The Election Commission has not received a single ‘M’ (Migrant) form, which Kashmiri Pandit migrants have to fill up to be eligible to vote.
“We have advertised in the newspapers asking the Kashmiri Pandits to fill up the ‘M’ form, but nobody has responded. Though we had made arrangement for voting for Kashmiri Pandits at four places in Delhi but no one is voting,” Ghulam Qadir Bawa, the assistant returning officer for Kashmiri Pandits, told IANS.
The number of eligible voters in the community has dropped considerably from the voter list of Jammu and Kashmir state for the past 12 years. In 1996 there were 147,000 voters but the figure went down to 117,000 in 2002 and further to 71,000 during last year’s assembly polls.
“I did not vote in protest. This is a kind of discrimination. We are not migrants. Migrants are those who moved out of the valley on their own will. It was a forced exodus. Even the UN calls us internally displaced person,” Aditya Raj Kaul, a Kashmiri activist, said.
“We should have normal voter Id cards like every other Indian. Moreover, except for Jammu and Delhi, Kashmiri Pandits cannot vote anywhere else. Don’t the Kashmiris settled elsewhere in India have voting rights?” Kaul asked.
The sentiments were echoed by Rashneek Kher of the Roots in Kashmir organisation.
“Kashmiri Pandits are spread across the country but I think not more than 25,000 would have access to voting. Also the requirement of ‘M’ form is 100 percent discriminatory. I am as much an Indian as anybody else.

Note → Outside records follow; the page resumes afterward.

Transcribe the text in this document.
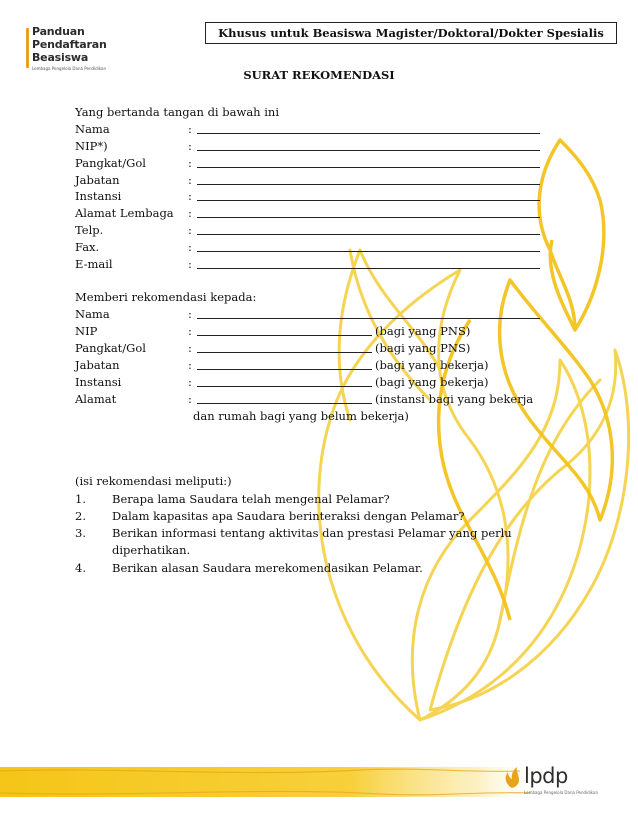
Panduan
Pendaftaran
Beasiswa
Lembaga Pengelola Dana Pendidikan
Khusus untuk Beasiswa Magister/Doktoral/Dokter Spesialis
SURAT REKOMENDASI
Yang bertanda tangan di bawah ini
Nama	:
NIP*)	:
Pangkat/Gol	:
Jabatan	:
Instansi	:
Alamat Lembaga :
Telp.	:
Fax.	:
E-mail	:
Memberi rekomendasi kepada:
Nama	:
NIP	:	(bagi yang PNS)
Pangkat/Gol	:	(bagi yang PNS)
Jabatan	:	(bagi yang bekerja)
Instansi	:	(bagi yang bekerja)
Alamat	:	(instansi bagi yang bekerja
dan rumah bagi yang belum bekerja)
(isi rekomendasi meliputi:)
1. Berapa lama Saudara telah mengenal Pelamar?
2. Dalam kapasitas apa Saudara berinteraksi dengan Pelamar?
3. Berikan informasi tentang aktivitas dan prestasi Pelamar yang perlu
diperhatikan.
4. Berikan alasan Saudara merekomendasikan Pelamar.
lpdp
Lembaga Pengelola Dana Pendidikan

“We have not moved out the valley out of choice. It (the migrant tag) is a misnomer,” Kher told IANS.
Kher also added that though he filled up the requisite forms couple of years ago he is yet to get his voter Id card.
“It is not just me. I know many people in the NCR (national capital region). About 20,000 people had filled up the forms and of them only about 2,000 have got their voter-Id cards,” Kher added.
At a time when voter registration is just a mouse-click away the “tedious” process of filling the ‘M’ form is a big setback.
“The process is very cumbersome. You have to get the ‘M’ form from the relief commissioner in Jammu. Moreover, the poll process is meaningless till our issues are addressed,” said Panun Kashmir national spokesman Kamal Hak.
Kashmiri Hindus were forced to flee their homeland when separatist militancy erupted more than two decades ago in Jammu and Kashmir.
Some 300,000 Pandits fled the Kashmir Valley since 1989, when militancy was at its peak, at times targeting members of the community. Today, most of them live in Jammu, New Delhi, Chandigarh, Bangalore and Mumbai. Only about 3,000 still reside in the valley.